CMake is a replacement for Makefiles aimed at c++ projects. It's what's known as a build system. If you have worked with MINERvA's Gaudi/AnaTool components, CMake does the same job as CMT. CMake has a few advantages over writing Makefiles yourself:

  1. It's platform independent. CMake's higher level commands are supposed to know how to do their jobs equally effectively on Ubuntu, OS X, and Windows 10. You don't need to worry about how a Windows user should cd into a build subdirectory.
  2. It has higher level commands. CMake macros do things like add_executable instead of calling g++ directly. CMake versions after version 3 are better about this than older versions.
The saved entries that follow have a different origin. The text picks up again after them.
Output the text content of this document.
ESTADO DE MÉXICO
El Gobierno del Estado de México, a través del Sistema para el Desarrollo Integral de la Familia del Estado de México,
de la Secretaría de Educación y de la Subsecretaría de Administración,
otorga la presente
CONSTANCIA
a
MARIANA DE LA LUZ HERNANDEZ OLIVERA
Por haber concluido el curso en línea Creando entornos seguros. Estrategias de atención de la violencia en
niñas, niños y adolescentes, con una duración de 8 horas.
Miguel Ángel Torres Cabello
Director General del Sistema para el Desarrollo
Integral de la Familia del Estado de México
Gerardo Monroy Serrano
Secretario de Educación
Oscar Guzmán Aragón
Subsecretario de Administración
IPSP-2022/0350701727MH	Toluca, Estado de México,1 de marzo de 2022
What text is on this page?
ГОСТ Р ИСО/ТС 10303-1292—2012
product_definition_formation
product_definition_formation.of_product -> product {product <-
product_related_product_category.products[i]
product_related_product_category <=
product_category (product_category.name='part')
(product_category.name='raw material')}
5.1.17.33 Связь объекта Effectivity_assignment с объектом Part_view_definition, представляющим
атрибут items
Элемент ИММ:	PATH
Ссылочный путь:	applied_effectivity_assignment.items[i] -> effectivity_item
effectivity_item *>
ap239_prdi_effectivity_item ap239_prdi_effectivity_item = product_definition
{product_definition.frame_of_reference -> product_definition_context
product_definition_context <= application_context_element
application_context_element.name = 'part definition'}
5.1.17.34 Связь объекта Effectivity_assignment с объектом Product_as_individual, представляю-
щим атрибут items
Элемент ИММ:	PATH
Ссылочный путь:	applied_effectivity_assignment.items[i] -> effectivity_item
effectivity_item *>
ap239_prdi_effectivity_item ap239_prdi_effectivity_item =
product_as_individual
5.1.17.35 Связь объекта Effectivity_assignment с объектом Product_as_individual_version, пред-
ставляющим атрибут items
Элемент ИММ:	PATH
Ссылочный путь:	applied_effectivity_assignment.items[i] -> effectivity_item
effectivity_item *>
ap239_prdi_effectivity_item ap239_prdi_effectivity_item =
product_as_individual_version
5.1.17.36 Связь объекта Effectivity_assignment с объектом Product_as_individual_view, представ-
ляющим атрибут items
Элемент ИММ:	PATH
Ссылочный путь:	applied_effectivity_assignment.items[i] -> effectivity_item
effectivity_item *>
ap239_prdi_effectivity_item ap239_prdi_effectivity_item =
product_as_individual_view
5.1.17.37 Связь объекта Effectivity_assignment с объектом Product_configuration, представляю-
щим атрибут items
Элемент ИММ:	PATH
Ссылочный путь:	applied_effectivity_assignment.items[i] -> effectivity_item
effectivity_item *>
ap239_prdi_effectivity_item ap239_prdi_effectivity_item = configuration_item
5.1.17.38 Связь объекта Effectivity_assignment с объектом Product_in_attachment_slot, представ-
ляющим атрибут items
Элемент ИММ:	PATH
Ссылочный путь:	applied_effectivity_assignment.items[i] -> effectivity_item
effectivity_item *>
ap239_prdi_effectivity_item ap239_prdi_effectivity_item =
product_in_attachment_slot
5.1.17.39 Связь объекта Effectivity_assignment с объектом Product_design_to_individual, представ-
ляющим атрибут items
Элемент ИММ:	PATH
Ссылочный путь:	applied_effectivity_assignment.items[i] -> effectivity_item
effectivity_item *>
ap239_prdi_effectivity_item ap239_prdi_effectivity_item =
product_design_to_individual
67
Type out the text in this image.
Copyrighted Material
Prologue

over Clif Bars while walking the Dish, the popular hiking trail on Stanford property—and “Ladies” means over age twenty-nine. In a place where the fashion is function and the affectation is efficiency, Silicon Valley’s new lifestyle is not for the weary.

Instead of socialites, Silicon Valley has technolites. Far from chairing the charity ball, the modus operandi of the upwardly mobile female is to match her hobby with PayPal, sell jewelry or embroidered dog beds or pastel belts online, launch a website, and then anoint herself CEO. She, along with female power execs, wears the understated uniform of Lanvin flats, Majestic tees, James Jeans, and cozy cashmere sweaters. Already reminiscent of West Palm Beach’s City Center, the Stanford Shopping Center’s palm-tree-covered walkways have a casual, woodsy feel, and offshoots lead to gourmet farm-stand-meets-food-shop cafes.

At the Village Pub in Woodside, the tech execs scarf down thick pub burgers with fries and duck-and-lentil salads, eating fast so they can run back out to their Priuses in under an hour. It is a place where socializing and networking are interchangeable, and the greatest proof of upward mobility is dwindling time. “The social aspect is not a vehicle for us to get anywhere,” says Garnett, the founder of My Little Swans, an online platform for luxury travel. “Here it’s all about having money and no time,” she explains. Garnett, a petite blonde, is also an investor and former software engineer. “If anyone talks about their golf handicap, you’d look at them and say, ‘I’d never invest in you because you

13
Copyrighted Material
Installing Just this Package with CMake

  1. Install dependencies
  2. Make a working directory. Mine is called MINERvA101_2021/
  3. Download the complete source from MinervaExpt: git clone https://github.com/MinervaExpt/MINERvA-101-Cross-Section.git src #Makes a src subdirectory for you
  4. Make a build directory: mkdir opt && cd opt && mkdir build && cd build && mkdir MINERvA-101-Cross-Section && cd MINERvA-101-Cross-Section #opt for optimized build as opposed to debug build
  5. Run cmake to generate a build system: cmake ../../../src -DCMAKE_INSTALL_PREFIX=`pwd`/.. -DCMAKE_BUILD_TYPE=Release
  6. Compile and install: make install

Debug builds

For debugging, produce a debug build by creating a second build directory and replacing step 5 with: cmake ../../src -DCMAKE_INSTALL_PREFIX=`pwd`/.. -DCMAKE_BUILD_TYPE=Debug. This will turn on assert()s and include debug symbols that gdb and valgrind use to tell you line numbers of memory errors. You probably want to rebuild each dependency in debug mode too to maximize helpfulness of the debugger.